Aw. I hate that you hate it. Am I the only one lovin the bathbrush?
@Susie, I hope it stays hidden for you. ;-)
@eileen, Yep that stupid Walmart one, everyone seems to have it. I wouldn't mind getting rid of some hairbrushes either.
@Newt, Ha! What a great idea! I have a whole idea for a telethon for tops, but that's another post. ;-)
@Emily, You seem to be in the minority out of the commenters here, but to each their own!
Burn burn burn them and you can mine to add to the pile please.
Loved your post
Ronnie
xx
Yes, Lea! Start the bonfire, throw in the bathbrushes, and I'll add a certain Top's Brat Whacker! (It hurts just to think of it...)
Let's rename them "deathbrushes".
Now let's toss them all into the ocean. No evidence left behind. They just mysteriously "disappear".
Your next post can be "Bath to Deathbrushes!"
(jeez, I'm tired!)
--Regan
@ronnie, I'll be happy to add yours to the pile!
@Marne, Ooh I think I know the exact Brat Whacker you are referring to. I agree, throw it in!
@Regan, Ha! The problem with the ocean is that certain swamp wandering folks with finger-toed footwear may dive in and retrieve them.

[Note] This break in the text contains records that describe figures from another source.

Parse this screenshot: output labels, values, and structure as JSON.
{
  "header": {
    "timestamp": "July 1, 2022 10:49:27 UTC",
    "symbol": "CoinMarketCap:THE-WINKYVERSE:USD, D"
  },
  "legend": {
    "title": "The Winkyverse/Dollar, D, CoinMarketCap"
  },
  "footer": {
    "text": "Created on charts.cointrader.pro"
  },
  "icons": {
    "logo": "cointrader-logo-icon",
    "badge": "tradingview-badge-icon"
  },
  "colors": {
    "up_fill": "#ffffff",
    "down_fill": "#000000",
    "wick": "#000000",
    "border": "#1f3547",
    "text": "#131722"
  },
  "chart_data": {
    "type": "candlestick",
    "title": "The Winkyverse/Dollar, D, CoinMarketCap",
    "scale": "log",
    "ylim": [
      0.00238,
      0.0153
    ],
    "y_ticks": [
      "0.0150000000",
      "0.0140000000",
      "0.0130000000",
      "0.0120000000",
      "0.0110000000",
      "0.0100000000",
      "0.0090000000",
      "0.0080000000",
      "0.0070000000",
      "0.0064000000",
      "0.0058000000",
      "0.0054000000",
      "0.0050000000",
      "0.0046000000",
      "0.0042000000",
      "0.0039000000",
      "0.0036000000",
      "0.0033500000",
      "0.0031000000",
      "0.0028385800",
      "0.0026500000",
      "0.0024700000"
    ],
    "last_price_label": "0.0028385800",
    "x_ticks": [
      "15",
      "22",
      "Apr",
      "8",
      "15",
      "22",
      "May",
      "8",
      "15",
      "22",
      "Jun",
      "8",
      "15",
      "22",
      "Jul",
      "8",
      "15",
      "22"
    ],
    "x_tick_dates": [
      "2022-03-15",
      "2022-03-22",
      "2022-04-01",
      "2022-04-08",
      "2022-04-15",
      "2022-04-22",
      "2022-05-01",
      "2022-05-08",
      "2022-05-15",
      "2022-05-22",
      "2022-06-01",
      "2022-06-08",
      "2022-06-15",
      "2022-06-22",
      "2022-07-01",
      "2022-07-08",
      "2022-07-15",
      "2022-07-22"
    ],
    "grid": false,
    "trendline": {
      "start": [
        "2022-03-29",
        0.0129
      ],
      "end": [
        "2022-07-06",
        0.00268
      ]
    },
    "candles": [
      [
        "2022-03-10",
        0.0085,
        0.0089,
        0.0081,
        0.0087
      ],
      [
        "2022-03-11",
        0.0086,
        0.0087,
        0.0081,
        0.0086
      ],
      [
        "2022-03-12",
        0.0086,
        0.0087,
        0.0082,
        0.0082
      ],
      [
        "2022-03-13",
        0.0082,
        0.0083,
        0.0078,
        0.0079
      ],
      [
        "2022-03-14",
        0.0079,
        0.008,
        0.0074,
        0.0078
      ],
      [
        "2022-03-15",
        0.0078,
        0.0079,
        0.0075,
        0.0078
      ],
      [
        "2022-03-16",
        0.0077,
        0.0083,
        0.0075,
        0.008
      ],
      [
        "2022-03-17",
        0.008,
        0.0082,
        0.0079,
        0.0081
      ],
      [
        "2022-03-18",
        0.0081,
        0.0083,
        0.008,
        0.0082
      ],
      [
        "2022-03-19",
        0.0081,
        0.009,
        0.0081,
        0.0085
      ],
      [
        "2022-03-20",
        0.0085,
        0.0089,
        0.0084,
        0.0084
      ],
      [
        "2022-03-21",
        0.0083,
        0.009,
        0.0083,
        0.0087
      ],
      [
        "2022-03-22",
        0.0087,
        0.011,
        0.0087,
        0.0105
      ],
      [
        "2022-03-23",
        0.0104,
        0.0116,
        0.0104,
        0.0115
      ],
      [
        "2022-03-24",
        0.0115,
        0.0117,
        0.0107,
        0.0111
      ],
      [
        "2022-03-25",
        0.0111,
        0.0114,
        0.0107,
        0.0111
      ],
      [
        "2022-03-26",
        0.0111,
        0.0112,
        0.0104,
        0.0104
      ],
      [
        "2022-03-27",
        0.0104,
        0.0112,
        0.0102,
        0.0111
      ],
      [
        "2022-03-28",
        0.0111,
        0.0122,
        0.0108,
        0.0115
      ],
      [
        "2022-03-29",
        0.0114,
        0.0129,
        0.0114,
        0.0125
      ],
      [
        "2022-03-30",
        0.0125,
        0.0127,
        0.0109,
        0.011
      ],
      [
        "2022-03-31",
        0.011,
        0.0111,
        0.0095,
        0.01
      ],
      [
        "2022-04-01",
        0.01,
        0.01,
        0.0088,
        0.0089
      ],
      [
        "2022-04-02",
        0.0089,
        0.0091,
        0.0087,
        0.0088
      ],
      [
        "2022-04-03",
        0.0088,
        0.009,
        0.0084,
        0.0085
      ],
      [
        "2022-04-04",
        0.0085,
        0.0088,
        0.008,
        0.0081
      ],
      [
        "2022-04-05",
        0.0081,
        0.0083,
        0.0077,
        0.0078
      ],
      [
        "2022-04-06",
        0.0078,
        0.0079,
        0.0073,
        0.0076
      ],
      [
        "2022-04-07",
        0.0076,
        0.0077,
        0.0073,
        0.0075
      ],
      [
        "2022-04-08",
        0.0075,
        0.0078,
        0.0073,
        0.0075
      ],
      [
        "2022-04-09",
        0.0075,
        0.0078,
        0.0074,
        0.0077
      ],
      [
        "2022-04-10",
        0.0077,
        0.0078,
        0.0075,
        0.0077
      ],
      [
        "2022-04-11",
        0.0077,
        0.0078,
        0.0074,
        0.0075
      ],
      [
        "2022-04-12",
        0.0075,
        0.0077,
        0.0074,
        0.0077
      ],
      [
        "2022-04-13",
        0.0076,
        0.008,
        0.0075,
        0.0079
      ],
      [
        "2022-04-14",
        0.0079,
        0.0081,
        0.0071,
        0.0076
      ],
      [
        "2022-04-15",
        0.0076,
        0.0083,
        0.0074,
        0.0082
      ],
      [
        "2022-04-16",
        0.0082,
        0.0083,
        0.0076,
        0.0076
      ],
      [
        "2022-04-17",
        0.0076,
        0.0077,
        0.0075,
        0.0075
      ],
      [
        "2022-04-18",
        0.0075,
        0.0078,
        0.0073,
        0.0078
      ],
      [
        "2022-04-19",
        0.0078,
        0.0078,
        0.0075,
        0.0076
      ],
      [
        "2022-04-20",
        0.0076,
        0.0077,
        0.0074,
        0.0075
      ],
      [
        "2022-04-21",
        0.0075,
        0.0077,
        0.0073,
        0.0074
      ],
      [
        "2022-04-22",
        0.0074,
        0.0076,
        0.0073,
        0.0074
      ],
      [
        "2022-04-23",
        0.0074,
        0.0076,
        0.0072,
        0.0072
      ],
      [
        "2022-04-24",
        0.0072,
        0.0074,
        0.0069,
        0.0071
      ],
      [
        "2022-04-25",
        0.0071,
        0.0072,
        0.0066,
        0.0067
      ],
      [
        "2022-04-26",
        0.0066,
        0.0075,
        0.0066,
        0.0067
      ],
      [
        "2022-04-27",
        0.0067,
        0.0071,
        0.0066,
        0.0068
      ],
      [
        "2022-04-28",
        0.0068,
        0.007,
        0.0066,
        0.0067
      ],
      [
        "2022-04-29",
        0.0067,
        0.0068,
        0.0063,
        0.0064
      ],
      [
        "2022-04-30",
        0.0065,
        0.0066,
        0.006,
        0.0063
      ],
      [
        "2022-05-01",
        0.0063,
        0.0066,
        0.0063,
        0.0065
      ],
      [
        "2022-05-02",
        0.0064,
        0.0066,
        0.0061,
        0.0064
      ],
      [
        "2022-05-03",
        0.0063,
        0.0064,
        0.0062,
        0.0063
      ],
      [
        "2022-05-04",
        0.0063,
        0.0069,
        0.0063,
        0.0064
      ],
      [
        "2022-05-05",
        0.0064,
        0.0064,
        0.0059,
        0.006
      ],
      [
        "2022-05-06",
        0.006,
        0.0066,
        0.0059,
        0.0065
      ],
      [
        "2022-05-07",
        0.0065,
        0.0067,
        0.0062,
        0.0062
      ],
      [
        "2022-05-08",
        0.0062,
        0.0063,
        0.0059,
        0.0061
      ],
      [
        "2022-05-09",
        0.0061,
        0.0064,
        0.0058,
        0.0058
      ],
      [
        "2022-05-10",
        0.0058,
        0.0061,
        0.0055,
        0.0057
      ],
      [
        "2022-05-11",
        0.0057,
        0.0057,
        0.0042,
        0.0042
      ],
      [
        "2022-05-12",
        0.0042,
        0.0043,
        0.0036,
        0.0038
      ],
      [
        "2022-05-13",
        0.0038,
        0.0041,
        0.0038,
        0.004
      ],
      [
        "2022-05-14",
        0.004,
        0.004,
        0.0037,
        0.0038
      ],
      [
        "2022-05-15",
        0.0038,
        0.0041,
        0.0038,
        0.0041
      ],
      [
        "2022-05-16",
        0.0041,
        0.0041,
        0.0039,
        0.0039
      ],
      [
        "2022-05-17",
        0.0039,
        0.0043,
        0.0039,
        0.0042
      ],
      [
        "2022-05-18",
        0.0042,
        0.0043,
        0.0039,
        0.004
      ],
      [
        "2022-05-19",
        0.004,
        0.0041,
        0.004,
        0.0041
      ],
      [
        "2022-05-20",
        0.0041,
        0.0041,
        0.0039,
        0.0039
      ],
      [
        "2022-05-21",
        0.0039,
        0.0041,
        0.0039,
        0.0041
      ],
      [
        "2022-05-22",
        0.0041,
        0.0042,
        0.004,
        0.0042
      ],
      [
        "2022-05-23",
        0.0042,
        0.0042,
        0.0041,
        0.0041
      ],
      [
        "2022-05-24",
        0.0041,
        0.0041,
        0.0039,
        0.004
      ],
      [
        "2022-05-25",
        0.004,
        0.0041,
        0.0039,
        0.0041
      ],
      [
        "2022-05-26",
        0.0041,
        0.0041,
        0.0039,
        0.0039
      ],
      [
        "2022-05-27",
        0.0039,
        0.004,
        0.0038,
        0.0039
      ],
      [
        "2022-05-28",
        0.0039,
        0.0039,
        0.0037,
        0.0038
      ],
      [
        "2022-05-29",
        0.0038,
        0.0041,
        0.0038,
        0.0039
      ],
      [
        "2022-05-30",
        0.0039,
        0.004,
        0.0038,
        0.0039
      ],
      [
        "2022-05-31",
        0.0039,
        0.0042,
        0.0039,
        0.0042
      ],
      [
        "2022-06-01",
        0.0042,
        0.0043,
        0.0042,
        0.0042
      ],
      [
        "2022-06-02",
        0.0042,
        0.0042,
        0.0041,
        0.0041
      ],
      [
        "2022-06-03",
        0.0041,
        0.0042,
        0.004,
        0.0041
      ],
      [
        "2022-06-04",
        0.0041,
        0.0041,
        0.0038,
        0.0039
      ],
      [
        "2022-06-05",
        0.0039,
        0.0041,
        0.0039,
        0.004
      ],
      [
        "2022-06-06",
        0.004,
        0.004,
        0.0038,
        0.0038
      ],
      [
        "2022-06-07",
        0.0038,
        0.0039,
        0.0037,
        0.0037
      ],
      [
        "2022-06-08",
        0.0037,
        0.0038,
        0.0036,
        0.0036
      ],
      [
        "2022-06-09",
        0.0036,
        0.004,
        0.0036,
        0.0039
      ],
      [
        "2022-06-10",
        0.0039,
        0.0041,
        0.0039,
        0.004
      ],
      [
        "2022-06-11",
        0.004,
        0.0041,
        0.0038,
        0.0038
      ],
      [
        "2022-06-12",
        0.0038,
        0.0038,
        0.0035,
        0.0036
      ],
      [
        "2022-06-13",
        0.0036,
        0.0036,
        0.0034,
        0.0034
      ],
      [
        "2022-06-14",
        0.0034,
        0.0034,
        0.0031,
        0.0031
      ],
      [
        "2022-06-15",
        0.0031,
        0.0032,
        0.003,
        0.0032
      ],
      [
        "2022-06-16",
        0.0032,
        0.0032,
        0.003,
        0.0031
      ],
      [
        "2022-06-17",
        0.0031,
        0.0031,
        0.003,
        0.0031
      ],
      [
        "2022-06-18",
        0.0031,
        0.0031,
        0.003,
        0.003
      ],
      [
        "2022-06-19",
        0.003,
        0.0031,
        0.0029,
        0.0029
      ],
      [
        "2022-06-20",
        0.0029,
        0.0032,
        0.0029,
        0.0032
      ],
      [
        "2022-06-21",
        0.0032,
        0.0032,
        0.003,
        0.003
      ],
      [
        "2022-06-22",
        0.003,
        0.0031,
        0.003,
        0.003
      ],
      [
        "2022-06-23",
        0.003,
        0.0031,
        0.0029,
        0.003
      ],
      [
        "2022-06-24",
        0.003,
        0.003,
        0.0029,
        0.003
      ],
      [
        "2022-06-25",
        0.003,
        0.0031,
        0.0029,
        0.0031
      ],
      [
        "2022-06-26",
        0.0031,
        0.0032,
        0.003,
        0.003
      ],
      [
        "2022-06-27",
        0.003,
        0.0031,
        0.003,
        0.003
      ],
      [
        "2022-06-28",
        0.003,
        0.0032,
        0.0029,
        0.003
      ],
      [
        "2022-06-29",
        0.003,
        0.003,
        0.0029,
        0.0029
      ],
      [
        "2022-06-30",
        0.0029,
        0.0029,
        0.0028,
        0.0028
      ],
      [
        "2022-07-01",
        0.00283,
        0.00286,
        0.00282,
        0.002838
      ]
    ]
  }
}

lea -good thought, even the SSA has a fireplace full of wooden paddles. The thought of burning the wooden paddles is universal. However, wooden paddles have been around for ever, my Mother used one on me when I was a kid.
Butt they apply such a nice reddening and sting to the bottom to get their attention faster then anything else.
Charles
@Charles, Hello and welcome! I don't know about it getting attention faster than *anything* else, but I must admit they are quite effective.
Ha... we should send you one of our ~plastic~ bathbrushes...
;)
~Todd and Suzy
@Todd and Suzy, Ouch I don't like the sound of that!